Me puse a lamer mis llagas, como una bestia.
-El Templo Dorado.
Yukio Mishima
cómo puede el aire frío de la noche
conservar su pureza originaria.
-Watteau en Nogent-Sur-Marne.
Guillermo Carnero
No espere de mí, maestro, justicia,
frialdad, distancia,
orden.
Todo se derrumba aquí, y yo
solo soy grasa en esta sinergia vital.
Pasé, como solo se pasa una enfermedad,
la infancia y la juventud
—divina escoria de sentidos y hormonas—.
En el desencanto verde encontré un sillón
cubierto de flores de amapola,
víscera roja de un cuerpo que se retuerce en la geometría de un estudio
donde ungir la lengua y saciar la sed.
Continuo engaño la creación, fantasma
de infinito pasillo,
de sábanas blancas que emporcar, deseo enfocado
en la caída y la derrota
donde la única guerra es la vida, translúcida lámina de metal.

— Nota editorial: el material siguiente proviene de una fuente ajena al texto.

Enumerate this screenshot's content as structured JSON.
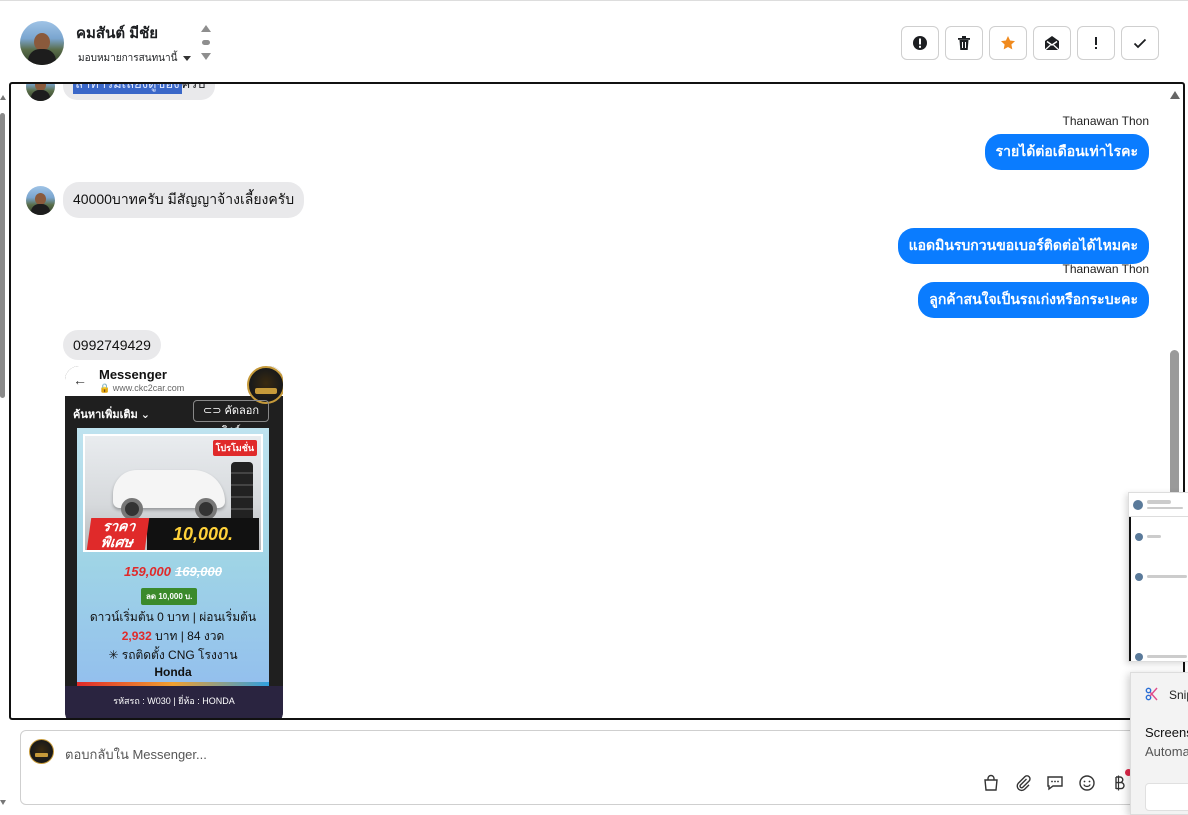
{
  "header": {
    "contact_name": "คมสันต์ มีชัย",
    "assign_label": "มอบหมายการสนทนานี้",
    "actions": [
      {
        "name": "report-button",
        "icon": "alert-circle-icon"
      },
      {
        "name": "delete-button",
        "icon": "trash-icon"
      },
      {
        "name": "star-button",
        "icon": "star-icon",
        "color": "#f08a1e"
      },
      {
        "name": "mark-unread-button",
        "icon": "mail-open-icon"
      },
      {
        "name": "important-button",
        "icon": "exclamation-icon"
      },
      {
        "name": "done-button",
        "icon": "check-icon"
      }
    ]
  },
  "messages": {
    "cutoff_text_highlight": "ลาทารมิเลยงดูของ",
    "cutoff_text_rest": "ครับ",
    "sender_1": "Thanawan Thon",
    "out_1": "รายได้ต่อเดือนเท่าไรคะ",
    "in_1": "40000บาทครับ  มีสัญญาจ้างเลี้ยงครับ",
    "out_2": "แอดมินรบกวนขอเบอร์ติดต่อได้ไหมคะ",
    "sender_2": "Thanawan Thon",
    "out_3": "ลูกค้าสนใจเป็นรถเก่งหรือกระบะคะ",
    "in_2": "0992749429"
  },
  "shared_image": {
    "app_title": "Messenger",
    "url": "www.ckc2car.com",
    "search_more": "ค้นหาเพิ่มเติม",
    "copy_link": "คัดลอกลิงค์",
    "promo_tag": "โปรโมชั่น",
    "promo_left": "ราคาพิเศษ",
    "promo_amount": "10,000.",
    "price_now": "159,000",
    "price_was": "169,000",
    "discount": "ลด 10,000 บ.",
    "line_1": "ดาวน์เริ่มต้น 0 บาท | ผ่อนเริ่มต้น",
    "line_2_amount": "2,932",
    "line_2_rest": " บาท | 84 งวด",
    "line_3": "✳ รถติดตั้ง CNG โรงงาน",
    "line_4": "Honda",
    "footer": "รหัสรถ : W030 | ยี่ห้อ : HONDA"
  },
  "composer": {
    "placeholder": "ตอบกลับใน Messenger..."
  },
  "snip": {
    "app": "Snipping Tool",
    "title": "Screenshot copied",
    "subtitle": "Automatically saved"
  },
  "colors": {
    "outgoing_bubble": "#0a7cff",
    "incoming_bubble": "#e9e9eb",
    "star": "#f08a1e"
  }
}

Ah, el vagón de suburbano que resopla, atormentado y suspira
ante los pálidos ojos del ciudadano de a pie.
Ah, el rostro apesadumbrado de la bella joven, dernier fille, aprés tous les autres,
que acoge en su mano el cálido excremento de su blanco can
caído en la tierra de los padres, —oh Ángelus de Millet—,
oh el sapo aplastado bajo la rueda, como algún poeta…

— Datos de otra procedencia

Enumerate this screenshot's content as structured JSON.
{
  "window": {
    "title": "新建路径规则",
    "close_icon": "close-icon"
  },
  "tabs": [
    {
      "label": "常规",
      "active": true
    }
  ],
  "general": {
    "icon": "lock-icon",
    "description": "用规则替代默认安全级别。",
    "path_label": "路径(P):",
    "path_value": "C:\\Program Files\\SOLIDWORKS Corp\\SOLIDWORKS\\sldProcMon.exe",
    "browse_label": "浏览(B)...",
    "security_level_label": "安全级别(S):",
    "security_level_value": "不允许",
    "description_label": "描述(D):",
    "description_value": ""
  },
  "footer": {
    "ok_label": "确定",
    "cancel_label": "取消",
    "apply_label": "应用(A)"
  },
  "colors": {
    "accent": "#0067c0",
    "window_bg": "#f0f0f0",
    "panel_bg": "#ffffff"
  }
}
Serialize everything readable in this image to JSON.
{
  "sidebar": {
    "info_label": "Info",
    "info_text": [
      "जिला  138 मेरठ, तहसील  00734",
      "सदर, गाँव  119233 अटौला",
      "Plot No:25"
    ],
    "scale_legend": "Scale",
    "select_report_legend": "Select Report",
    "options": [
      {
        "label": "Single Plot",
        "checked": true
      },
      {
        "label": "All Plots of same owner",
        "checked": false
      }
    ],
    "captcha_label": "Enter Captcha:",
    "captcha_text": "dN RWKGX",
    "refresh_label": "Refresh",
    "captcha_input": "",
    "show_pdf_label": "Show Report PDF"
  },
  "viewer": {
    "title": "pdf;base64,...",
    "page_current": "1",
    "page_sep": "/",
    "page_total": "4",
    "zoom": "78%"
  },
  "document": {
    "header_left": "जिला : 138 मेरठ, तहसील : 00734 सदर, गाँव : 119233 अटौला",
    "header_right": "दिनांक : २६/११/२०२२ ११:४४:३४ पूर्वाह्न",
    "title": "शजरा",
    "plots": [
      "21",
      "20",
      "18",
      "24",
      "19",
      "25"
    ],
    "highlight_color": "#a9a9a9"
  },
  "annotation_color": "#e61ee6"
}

William le llamé, y hubiera querido inhumarle entre las hojas de un libro sin palabras
para ser reabsorbido y nombrado, en un falso amanecer de arte poética.

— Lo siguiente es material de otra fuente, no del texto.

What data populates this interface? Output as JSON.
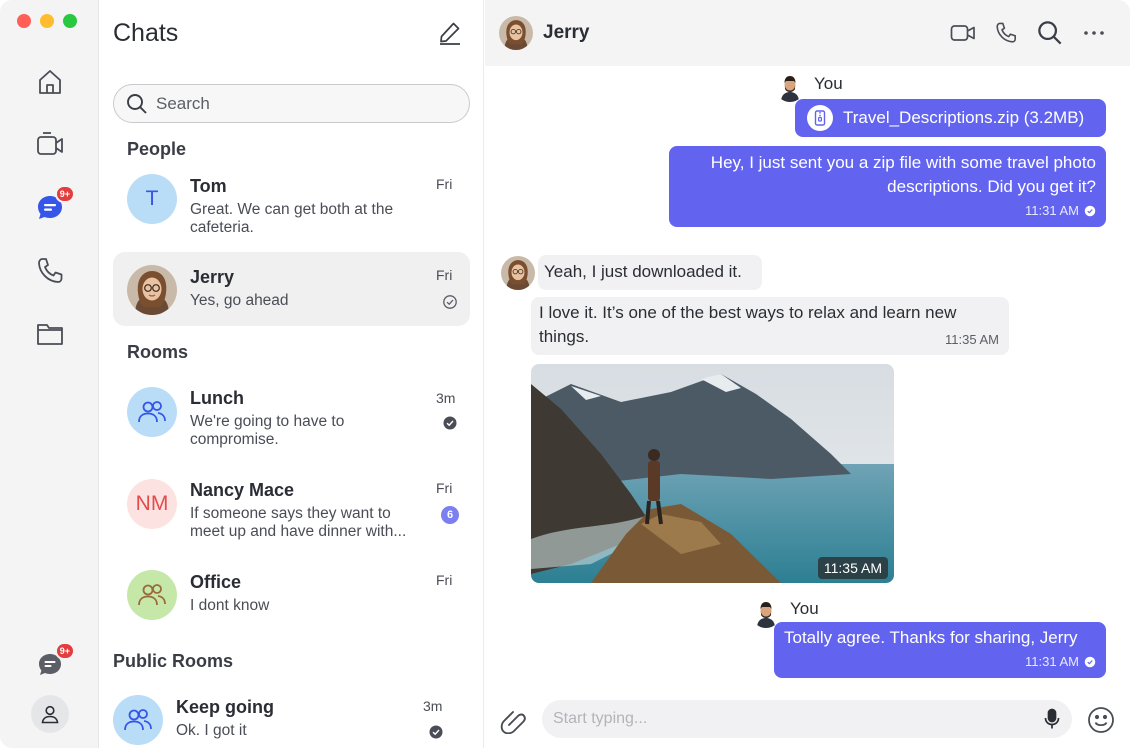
{
  "rail": {
    "nav": [
      {
        "name": "home-icon"
      },
      {
        "name": "video-icon"
      },
      {
        "name": "chat-icon",
        "badge": "9+"
      },
      {
        "name": "phone-icon"
      },
      {
        "name": "folder-icon"
      }
    ],
    "bottom_badge": "9+",
    "accent": "#3556e8"
  },
  "list": {
    "title": "Chats",
    "search_placeholder": "Search",
    "sections": {
      "people": "People",
      "rooms": "Rooms",
      "public_rooms": "Public Rooms"
    },
    "people": [
      {
        "name": "Tom",
        "initials": "T",
        "preview": "Great. We can get both at the cafeteria.",
        "time": "Fri"
      },
      {
        "name": "Jerry",
        "preview": "Yes, go ahead",
        "time": "Fri",
        "status": "read-icon"
      }
    ],
    "rooms": [
      {
        "name": "Lunch",
        "preview": "We're going to have to compromise.",
        "time": "3m",
        "status": "delivered-icon"
      },
      {
        "name": "Nancy Mace",
        "initials": "NM",
        "preview": "If someone says they want to meet up and have dinner with...",
        "time": "Fri",
        "unread": "6"
      },
      {
        "name": "Office",
        "preview": "I dont know",
        "time": "Fri"
      }
    ],
    "public_rooms": [
      {
        "name": "Keep going",
        "preview": "Ok. I got it",
        "time": "3m",
        "status": "delivered-icon"
      }
    ]
  },
  "conversation": {
    "contact": "Jerry",
    "messages": {
      "you_label": "You",
      "file_name": "Travel_Descriptions.zip (3.2MB)",
      "out1_text": "Hey, I just sent you a zip file with some travel photo descriptions. Did you get it?",
      "out1_time": "11:31 AM",
      "in1_text": "Yeah, I just downloaded it.",
      "in2_text": "I love it. It’s one of the best ways to relax and learn new things.",
      "in2_time": "11:35 AM",
      "photo_time": "11:35 AM",
      "out2_text": "Totally agree. Thanks for sharing, Jerry",
      "out2_time": "11:31 AM"
    },
    "composer_placeholder": "Start typing..."
  },
  "colors": {
    "outgoing_bubble": "#6264f0",
    "incoming_bubble": "#f1f1f3",
    "unread_badge": "#7b7ff0",
    "notification_badge": "#e43d3d"
  }
}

Encontré, la página última de El pabellón dorado,
Kínkaku-yi pisoteado y vuelto a pisotear, Templo de la Belleza
en que ardía Mizoguchi perturbado y vivo: un seco batir de alas oí al izar
su verbo del asfalto.
Adiviné, severo y tundido, a los pies de la piedra de San Bartolomé,
un crucifijo vegetal, acéfalo y doliente,
cuerpo de planta rastrera zaherida entre sacos de cemento seco
tierra y cal:
lascas de ladrillo cortaron su piel tras su cuello…
Mirad:
más vida hay en el lamento de aquel vagón,
en la Belleza posando su mano en la mierda,
en el sacrificio del animal abatido como algún poeta
en esa página rasgada que afirma su importancia y nimiedad,
o en ese leño seco proyectado en lo humano,
más vida hay, digo, en todo ese engaño, que en todos los paseos por Les Champs-Élysées,
tras beber del agua del Leteo para acallar el tártaro de la felicidad.
Que todo resto es un indicio,
una luz puesta en la oscuridad de la vida,
elemento de un jeroglífico mayor
en que busco mi nombre.
Todo vestigio, todo lúcido objeto
quema en la placa de hielo cotidiano
y guarda su forma en mi mano, como la corona,
el clavo, o el vinagre.
Que toda reliquia es un objeto obsceno, y así ha de ser,
pues que pone mi cuerpo y mi ser, al desnudo.
Mirad.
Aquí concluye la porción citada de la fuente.